BACKGROUND: Ten-Eleven Translocation methylcytosine dioxygenase 1 (TET1) plays crucial roles in organ injury and fibrosis, but its role and regulatory mechanism in pulmonary fibrosis remain to be elucidated. METHODS: Gene and protein expression levels were assessed using RT-qPCR, Western blot and immunohistochemistry. CCK-8 and TUNEL were used to detect cell viability and apoptosis, respectively. The DNA methylation of Kruppel-like factor 6 (KLF6) was detected by MSP. 5-hydroxymethylcytosine (5hmC) level of KLF6 was detected by the corresponding kit. ChIP assay or dual luciferase reporter gene assay was applied to detect the binding relationship between TET1 and KLF6 promoter/KLF6 and Sphingosine-1-phosphate receptor 3 (S1PR3) promoter. Histological examination, including H&E and Masson trichrome staining, was conducted to analyze lung injury and fibrosis. RESULTS: TET1 knockdown attenuated lipopolysaccharide (LPS)-induced endothelial-mesenchymal transition (EndMT) and apoptosis in HPMECs by restoring viability, reducing apoptosis, and reversing changes in endothelial and mesenchymal markers. TET1 knockdown reduced KLF6 expression via promoting DNA methylation. KLF6 overexpression reversed the effect of TET1 knockdown on EndMT and apoptosis in LPS-induced HPMECs.

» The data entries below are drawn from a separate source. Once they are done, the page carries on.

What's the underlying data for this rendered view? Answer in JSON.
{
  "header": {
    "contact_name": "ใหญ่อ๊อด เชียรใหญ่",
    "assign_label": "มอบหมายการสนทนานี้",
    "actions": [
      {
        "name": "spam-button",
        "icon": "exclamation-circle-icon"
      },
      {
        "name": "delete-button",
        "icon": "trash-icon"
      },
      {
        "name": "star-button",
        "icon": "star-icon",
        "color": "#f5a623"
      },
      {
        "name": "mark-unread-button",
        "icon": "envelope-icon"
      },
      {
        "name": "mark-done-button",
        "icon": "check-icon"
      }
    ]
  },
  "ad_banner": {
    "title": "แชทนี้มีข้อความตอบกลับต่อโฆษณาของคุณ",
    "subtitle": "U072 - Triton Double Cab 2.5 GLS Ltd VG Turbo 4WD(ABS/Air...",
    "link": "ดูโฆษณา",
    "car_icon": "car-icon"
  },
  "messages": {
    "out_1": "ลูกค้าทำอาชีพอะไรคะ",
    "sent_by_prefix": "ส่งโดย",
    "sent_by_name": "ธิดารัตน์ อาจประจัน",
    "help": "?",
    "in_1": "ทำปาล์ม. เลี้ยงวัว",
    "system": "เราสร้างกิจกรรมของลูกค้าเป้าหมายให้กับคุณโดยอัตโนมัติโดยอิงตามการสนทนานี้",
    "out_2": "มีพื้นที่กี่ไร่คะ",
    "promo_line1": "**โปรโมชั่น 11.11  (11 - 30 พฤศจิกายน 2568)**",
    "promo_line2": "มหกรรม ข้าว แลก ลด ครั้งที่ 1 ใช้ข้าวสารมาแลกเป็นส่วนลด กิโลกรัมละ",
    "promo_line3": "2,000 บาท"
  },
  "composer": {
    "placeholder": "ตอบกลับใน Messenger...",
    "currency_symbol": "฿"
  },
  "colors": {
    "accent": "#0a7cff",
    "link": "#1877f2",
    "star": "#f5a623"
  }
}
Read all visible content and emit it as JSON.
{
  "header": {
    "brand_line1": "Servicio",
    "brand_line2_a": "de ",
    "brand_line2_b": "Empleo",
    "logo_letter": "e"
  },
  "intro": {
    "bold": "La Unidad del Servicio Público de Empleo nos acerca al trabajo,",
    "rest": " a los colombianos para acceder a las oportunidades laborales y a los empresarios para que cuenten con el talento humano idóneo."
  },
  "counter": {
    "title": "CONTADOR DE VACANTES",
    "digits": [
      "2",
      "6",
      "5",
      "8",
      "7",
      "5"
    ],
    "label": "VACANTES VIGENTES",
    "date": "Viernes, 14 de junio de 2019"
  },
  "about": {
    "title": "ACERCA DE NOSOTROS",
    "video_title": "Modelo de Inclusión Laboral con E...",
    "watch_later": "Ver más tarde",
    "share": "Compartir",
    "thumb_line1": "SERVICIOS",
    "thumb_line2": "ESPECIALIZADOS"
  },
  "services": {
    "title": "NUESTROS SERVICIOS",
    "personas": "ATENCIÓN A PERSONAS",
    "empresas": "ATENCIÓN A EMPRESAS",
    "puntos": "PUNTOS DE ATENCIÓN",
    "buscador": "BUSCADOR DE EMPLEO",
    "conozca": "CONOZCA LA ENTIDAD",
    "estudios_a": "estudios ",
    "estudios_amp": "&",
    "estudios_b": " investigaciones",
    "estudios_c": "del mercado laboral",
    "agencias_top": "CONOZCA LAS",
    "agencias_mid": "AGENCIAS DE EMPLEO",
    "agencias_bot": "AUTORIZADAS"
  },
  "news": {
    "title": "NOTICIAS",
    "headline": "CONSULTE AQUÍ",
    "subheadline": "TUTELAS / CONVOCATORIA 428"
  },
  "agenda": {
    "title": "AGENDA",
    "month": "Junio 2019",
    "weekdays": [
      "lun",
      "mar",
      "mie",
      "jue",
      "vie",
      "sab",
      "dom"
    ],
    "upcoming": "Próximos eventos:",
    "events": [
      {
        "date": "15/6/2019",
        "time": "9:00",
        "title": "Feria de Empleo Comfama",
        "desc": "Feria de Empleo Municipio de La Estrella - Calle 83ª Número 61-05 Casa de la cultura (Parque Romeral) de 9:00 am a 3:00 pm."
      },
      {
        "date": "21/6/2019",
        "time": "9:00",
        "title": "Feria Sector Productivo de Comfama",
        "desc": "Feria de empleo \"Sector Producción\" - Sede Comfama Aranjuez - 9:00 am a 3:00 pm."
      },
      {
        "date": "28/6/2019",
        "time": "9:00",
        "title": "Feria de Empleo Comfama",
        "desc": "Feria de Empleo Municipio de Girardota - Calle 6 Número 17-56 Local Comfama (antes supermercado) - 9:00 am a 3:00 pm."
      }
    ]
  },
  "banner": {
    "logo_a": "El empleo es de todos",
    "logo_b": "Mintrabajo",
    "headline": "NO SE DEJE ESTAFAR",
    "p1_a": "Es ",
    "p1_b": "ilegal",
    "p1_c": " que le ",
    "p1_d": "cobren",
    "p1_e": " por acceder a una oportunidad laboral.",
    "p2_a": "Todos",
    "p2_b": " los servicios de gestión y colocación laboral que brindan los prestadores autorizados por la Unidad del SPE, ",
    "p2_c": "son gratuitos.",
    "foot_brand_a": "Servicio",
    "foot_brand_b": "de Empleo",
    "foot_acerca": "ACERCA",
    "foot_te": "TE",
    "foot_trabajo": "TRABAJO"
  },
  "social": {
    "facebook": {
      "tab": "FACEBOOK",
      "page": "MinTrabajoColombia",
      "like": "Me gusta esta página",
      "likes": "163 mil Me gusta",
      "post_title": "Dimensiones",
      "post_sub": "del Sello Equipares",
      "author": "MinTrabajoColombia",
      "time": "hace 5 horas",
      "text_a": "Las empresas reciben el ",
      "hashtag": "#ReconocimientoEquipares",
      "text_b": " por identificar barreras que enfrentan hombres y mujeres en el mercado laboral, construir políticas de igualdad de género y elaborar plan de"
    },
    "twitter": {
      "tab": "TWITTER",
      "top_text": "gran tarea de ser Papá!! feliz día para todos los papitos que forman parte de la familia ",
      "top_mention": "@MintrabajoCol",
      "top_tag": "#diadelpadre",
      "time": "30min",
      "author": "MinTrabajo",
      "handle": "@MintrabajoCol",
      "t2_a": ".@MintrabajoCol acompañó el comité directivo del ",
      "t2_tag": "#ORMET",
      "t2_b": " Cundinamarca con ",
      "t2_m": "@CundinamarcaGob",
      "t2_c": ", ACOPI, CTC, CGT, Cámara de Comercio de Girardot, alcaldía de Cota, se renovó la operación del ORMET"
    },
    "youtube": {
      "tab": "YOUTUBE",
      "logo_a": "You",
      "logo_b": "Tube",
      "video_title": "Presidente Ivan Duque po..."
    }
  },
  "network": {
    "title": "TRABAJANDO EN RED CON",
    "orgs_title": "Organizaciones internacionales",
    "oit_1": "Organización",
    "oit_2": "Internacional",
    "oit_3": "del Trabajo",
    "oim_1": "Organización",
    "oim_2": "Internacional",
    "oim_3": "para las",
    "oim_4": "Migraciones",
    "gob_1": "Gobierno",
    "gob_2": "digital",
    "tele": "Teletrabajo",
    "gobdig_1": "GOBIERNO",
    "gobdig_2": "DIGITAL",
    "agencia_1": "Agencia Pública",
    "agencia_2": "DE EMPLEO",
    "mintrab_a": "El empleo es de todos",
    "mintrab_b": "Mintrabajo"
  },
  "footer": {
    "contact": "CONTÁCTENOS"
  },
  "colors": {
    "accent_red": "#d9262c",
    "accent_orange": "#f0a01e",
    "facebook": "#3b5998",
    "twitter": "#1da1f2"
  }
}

KLF6 knockdown inactivated RhoA/ROCK signaling and reduced EndMT of LPS-induced HPMECs cells by inhibiting S1PR3 transcription. TET1 knockdown alleviated LPS-induced pulmonary fibrosis via suppressing KLF6 and inactivating S1PR3/RhoA/ROCK. CONCLUSION: TET1 promoted LPS-induced pulmonary fibrosis by regulating KLF6 and activating the S1PR3/RhoA/ROCK signaling pathway.